Monday, March 14, 2016

Sometimes Progressives Can Be As Dogmatic As Their Right-Wing Counterparts

I recently wrote the following:
One of the things that I think distinguishes progressives from rabid reactionaries is that the latter tend to have reflexive positions on key issues, while the former can appreciate nuance.
I do believe in the general validity of that thesis, but it is also true that some who embrace the progressive title can be as inflexible, dogmatic and reactive as their far-right counterparts. A very interesting story in The New York Times about the repurposing of old oil rigs amply demonstrates this.

Dr. Milton Love, a professor of marine biology at the University of California Santa Barbara, has researched marine life at offshore drilling sites, and says that
the location of these rigs — in marine-protected areas in a cold current that swoops down from British Columbia — have made them perfect habitats for fish and other sea life.

“They are more productive than coral reefs, more productive than estuaries,” ... “It just turns out by chance that platforms have a lot of animals that are growing really quickly.”

Most stunning of all is that Dr. Love's research has determined that most of the life was actually created at the rig rather than having come from other parts of the ocean and settled around the massive concrete pylons.

While there is growing momentum to leave large sections of the decommissioned rigs intact (80 feet below the surface so as not to impede shipping lanes) after wells have been capped and cemented, the concept has also provoked strong opposition from some surprising quarters:
“It’s seen as something which benefits the oil industry, and opposing the oil industry is the role taken by many environmental groups,” said George Steinbach, the executive director of the California Artificial Reef Enhancement program, a nonprofit advocacy organization funded by the oil industry.
“People here have been waiting for these oil platforms to go away,” said Linda Krop, an environmental lawyer with the Environmental Defense Center, an advocacy group based in Santa Barbara, where several offshore rigs can be easily seen from shore.

Ms. Krop disagreed that the science is settled on the role of the rigs in fostering marine life. Regardless, she said, leaving the rigs up would be tantamount to rewarding polluters with the windfall of not having to pay to remove them.

“When they built those platforms, that was a cost that they took into effect,” she said.
The savings to the oil industry cited by Ms. Krop is something of a red herring. While it is true that only partial decommissioning would save big oil an estimated $1 billion,
under the law, oil companies would be required to put at least half of the money they save into state coffers to fund conservation programs.
Many would view that as a happy compromise.

Personally, I find the kind of dogmatism expressed by Linda Krop and the Environmental Defense Center a little hard to understand, given the obvious benefits research has shown would accrue by keeping the rigs intact. While one may have genuine reasons for opposing views, adamantine ideology cannot qualify as one of them.

In any event, treat yourself to some stunning images of the marine life to be found around these rigs which have, for all intents and purposes, become artificial reefs:


  1. Surely this is a situation that calls for compromise. Remove the platform and all possible hazards to navigation. Leave the bottom part of the legs as an 'artificial reef.' You're right though. There is far too much "my way or the highway" stridency today and it seems to surface on less than existential issues like this.

    I think that we're on course to become increasingly strident as civil society wanes and the social differences flourish. I'm beginning to feel we've been conditioned to accept this very outcome.

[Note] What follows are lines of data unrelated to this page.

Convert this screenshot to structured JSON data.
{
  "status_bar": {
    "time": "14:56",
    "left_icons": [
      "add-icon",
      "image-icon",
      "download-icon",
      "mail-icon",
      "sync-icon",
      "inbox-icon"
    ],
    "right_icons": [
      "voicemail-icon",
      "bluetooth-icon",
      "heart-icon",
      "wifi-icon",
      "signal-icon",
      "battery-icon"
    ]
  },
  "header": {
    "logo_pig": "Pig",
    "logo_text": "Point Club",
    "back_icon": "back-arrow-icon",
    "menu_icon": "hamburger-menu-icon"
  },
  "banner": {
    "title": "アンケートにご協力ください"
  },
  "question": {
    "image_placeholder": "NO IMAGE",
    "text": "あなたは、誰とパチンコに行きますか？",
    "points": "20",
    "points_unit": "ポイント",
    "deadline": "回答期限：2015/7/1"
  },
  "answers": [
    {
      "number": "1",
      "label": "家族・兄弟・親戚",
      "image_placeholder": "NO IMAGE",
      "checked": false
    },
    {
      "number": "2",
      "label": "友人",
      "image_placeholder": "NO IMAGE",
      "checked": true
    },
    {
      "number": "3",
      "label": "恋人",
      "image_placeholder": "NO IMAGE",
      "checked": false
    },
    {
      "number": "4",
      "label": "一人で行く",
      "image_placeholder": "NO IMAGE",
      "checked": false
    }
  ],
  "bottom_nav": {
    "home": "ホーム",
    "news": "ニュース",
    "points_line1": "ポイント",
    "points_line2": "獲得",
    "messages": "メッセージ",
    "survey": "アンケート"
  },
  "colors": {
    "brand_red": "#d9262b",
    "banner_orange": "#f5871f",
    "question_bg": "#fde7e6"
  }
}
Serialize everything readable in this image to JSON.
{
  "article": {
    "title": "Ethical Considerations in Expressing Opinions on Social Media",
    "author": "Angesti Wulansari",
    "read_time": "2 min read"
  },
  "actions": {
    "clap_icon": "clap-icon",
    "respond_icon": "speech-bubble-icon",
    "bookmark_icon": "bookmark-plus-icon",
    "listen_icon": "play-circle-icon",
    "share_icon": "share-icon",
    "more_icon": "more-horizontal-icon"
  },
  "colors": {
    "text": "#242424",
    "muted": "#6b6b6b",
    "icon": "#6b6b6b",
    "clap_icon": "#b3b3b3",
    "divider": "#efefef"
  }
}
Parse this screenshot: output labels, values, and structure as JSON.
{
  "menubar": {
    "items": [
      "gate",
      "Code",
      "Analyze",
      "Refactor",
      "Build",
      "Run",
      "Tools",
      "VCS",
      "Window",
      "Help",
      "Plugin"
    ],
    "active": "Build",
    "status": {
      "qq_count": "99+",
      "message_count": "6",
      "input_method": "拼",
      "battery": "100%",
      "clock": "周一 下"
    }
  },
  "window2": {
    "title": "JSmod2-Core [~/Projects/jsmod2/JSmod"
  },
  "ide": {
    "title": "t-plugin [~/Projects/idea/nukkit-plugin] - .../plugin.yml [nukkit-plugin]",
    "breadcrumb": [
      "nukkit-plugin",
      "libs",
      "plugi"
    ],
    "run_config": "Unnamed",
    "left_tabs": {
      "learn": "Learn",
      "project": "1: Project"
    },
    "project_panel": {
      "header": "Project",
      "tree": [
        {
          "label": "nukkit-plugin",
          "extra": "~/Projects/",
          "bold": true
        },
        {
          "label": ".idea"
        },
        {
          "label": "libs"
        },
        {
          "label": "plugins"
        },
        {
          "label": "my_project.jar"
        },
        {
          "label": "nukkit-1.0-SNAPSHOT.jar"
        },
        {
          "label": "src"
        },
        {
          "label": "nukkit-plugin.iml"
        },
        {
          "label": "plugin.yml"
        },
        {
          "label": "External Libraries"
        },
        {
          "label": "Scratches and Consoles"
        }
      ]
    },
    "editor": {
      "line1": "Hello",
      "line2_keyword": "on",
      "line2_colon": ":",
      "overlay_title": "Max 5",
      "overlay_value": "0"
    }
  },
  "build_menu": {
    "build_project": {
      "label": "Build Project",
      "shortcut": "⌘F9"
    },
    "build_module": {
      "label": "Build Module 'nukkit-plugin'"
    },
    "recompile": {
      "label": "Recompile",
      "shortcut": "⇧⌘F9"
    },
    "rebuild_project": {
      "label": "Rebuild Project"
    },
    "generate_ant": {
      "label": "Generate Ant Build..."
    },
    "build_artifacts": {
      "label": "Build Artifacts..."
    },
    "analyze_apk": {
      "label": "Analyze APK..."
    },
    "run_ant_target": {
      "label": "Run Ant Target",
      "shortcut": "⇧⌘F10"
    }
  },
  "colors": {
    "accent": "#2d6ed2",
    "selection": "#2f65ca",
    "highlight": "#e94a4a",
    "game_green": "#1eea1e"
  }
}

    1. Reading your blog entry today on our very dire situation regarding rising temperatures is yet another strong indicator that the cohesiveness needed for our survival is very much a question mark, Mound. Without a shared sense of purpose that is not so easily overturned by relatively small matters, the big issues will go untended.

  2. .. I often believe there are three 'sides' to every story.. and only one of them true,. & that's usually the version getting zero exposure via mainstream media.. while two polarizing versions make the news or become headlines (climate change anyone? Wild vs farmed salmon anyone? Diluted bitumen is unfairly 'discounted' vs Brent Benchmark North Sea sweet light crude? Man walked among dinosaurs anyone? Election Fraud in 240 + ridings is just political 'hijinks' anyone ?)

    Marine biology gets the short end of the stick constantly.. whether wild salmon, keychain species like herring, boreal caribou & wolf.. or the onslaught of pesticides hitting the marine food chain or fertilizer runoff trashing freshwater lakes and streams..This stuff should be common sense by now.. but no.. there has to be that strident arguementation Mound references.. the polarized political views, the vested interest interference, blurring & obstruction.. often from the highest levels of public servants.. Think Peter Kent, Keith Ashfield, Stephen Harper, Joe Oliver, Jim Flaherty, John Baird et al ..

    1. I sometimes wonder, Salamander, whether something that is probably a natural human inclination has become worse under the 'democratization' that the Internet has made possible. We all like to believe that our position is the best, and our egos certainly crave widespread validation. With the ability of anyone to now put forth his or her own views, a once latent narcissism seems to now be in full bloom.

      Could that account for the stridency and factionalism we are now witnessing?